Doing this, you will have shit tons of money. Make sure you are consistently buying the later guys, but only when you can afford them (obvious but easy to mess up tbh). They are orders of magnitude larger. 50k vs 5k for example. Notice that I said consistently not constantly. This game is forgiving. Just nudge things up.
Crucially, i had actually zero issues with the data integrity. Just make sure you dont poison it with the earlier low quality auto data. One thing I really, really prioritized with the boatloads of cash I had, which you should have too, was I bought tons of data. By the time data integrity wasnt a cocnern anymore, my research was multiplied by like .42. Like, my model's data was thousands and thousands behind where it should have beenm. Hoenstly, perhaps I was too worried about the quality, idk. It worked out.
So, imo, more or less always prioritize applications.
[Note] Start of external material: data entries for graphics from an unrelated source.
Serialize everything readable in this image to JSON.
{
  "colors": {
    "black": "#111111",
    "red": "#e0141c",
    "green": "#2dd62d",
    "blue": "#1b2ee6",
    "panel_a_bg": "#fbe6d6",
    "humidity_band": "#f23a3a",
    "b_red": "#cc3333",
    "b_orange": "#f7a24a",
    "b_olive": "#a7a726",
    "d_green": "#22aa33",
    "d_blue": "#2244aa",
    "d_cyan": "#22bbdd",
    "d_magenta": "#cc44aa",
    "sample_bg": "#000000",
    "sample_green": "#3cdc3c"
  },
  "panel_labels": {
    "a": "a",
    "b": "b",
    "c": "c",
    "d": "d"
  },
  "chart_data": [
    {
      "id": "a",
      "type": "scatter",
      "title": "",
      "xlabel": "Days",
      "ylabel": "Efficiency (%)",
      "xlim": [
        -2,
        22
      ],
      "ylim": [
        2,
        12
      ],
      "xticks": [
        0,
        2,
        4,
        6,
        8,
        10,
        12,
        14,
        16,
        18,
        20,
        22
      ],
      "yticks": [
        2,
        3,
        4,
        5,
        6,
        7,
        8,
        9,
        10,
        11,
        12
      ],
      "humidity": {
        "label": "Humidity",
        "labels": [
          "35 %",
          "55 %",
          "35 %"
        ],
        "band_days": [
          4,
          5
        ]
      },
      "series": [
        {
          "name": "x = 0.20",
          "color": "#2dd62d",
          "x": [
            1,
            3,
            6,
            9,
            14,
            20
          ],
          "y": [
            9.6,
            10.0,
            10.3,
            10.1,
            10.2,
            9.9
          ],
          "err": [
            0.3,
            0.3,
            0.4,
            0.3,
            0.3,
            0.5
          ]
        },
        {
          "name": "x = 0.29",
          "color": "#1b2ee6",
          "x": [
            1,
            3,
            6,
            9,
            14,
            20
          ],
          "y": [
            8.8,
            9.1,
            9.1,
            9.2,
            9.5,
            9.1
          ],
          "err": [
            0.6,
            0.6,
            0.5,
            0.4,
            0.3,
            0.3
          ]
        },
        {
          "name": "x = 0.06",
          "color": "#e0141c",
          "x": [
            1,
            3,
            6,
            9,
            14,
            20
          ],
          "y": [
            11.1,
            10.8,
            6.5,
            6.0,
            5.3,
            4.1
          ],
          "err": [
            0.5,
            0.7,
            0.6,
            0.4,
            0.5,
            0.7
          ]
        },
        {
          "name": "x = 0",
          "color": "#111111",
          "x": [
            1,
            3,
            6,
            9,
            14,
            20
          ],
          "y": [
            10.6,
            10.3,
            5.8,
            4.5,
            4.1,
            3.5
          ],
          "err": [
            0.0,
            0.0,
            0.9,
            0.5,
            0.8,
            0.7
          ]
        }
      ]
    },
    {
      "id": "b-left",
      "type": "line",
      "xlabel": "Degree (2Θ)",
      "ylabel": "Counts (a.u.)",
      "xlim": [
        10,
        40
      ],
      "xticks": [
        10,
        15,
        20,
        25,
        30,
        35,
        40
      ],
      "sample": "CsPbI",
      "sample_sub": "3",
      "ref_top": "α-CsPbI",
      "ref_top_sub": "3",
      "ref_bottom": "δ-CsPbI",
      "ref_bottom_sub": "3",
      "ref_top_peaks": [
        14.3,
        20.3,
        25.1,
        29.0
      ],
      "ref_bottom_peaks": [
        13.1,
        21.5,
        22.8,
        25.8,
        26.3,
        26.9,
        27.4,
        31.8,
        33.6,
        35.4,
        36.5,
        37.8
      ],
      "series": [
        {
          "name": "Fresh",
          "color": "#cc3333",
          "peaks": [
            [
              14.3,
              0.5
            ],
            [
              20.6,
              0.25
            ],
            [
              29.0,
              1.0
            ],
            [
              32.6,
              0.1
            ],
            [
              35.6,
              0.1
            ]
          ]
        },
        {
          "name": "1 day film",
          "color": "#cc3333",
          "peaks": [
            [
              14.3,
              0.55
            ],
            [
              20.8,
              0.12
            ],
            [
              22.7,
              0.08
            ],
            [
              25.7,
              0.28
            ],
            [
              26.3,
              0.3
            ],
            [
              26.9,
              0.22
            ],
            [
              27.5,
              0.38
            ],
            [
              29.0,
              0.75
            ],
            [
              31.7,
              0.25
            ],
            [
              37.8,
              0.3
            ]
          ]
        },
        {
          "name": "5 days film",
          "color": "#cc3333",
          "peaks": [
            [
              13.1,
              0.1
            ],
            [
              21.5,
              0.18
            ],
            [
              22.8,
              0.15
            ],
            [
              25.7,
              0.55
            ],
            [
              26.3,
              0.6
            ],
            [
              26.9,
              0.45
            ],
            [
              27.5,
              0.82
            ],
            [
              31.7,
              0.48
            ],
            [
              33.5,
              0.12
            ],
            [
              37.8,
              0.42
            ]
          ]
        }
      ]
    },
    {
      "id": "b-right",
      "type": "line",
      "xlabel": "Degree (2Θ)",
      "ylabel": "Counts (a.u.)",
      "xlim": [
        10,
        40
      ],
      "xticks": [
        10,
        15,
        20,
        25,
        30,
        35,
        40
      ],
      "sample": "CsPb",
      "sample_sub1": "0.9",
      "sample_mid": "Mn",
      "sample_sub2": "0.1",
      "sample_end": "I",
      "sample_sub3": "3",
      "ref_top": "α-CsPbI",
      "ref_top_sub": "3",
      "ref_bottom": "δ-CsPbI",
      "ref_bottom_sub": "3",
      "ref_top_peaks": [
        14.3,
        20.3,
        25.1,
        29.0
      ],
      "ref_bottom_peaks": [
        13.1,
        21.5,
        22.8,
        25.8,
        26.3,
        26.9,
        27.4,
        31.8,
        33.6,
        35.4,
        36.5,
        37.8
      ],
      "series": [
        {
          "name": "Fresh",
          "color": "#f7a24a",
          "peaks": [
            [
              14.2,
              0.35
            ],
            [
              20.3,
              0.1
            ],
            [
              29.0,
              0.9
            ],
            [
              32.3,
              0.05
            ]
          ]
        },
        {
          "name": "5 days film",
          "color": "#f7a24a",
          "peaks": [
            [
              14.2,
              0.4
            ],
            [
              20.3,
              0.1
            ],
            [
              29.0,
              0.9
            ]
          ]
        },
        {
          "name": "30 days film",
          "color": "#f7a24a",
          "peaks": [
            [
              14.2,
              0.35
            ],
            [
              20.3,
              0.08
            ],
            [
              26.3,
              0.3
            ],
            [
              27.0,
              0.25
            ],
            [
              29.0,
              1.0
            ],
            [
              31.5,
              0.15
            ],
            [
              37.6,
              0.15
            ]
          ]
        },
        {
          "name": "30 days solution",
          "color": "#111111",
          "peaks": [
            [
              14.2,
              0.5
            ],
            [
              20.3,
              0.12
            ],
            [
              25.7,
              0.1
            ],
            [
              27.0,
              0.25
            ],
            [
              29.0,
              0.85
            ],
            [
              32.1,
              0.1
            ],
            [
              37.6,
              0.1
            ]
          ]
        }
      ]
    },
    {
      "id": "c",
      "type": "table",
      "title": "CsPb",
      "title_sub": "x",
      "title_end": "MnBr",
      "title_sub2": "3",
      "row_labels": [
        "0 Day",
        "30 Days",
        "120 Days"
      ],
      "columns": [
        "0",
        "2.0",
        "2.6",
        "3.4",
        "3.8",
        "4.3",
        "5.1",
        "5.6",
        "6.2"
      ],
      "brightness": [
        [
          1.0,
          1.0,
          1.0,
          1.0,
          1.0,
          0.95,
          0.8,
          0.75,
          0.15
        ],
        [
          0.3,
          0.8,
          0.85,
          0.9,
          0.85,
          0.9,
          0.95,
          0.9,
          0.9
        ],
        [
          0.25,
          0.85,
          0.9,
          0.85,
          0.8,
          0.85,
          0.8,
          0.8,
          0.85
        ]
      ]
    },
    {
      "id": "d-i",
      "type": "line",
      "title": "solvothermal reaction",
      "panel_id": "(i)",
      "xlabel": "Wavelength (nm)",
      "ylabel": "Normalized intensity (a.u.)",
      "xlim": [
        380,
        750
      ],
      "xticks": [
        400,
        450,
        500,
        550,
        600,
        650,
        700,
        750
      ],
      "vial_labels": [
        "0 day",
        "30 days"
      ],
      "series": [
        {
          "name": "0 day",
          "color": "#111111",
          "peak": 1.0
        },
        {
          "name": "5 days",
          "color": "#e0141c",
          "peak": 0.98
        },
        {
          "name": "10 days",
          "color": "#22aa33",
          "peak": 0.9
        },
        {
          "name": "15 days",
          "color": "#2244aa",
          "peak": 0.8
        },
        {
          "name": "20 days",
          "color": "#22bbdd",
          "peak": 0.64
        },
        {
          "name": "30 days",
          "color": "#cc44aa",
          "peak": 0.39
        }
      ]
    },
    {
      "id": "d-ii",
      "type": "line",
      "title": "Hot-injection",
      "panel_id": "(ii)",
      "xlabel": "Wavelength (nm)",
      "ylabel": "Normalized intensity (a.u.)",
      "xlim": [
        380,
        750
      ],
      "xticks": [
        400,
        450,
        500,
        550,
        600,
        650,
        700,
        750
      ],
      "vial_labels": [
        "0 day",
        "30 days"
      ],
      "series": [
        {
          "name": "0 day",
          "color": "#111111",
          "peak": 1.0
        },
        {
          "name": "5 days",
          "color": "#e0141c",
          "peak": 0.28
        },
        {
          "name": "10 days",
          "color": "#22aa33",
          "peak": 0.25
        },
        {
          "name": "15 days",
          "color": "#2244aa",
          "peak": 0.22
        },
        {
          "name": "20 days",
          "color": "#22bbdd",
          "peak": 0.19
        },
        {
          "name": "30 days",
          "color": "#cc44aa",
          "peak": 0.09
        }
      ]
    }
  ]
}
Then prioritize customers and satisfying them.
Oh, also, I never took the e or f series because ada implied they were bad I thought. This has no effect on anything afaik. People referenced them as if I had done them.
To give you an idea of market edge, I think the least edge I had was .4 years ahead. By the end I was like 1.4 years ahead. This makes your demand sky-high.
To summarize, money is compute and staff, which is research, which is money. As long as you make sure the money is coming in, you're good. Always keep a buffer, be careful, but don't jsut keep money in reserve. Put the money where it needs to go, use it to grow. Money in your account doesnt make you money (except when it saves you from fucking up/lets you make big purchases).
Oh yeah, one last thing about market demand. AFaik, market demand explodes when you make certain researches or cross certain tiers. Idk, keep an eye on it. Whenever it shoots up, chase that. You need your slice of the market to win.
Expanding your company after Round A is an active trap that ruins you down the line, and you never reach profitability while your rivals continue to flourish. I'm sure there's a golden line I can follow to actually succeed at this game, but I'm too frustrated to care about trying to find it across half-dozen 40 minute attempts.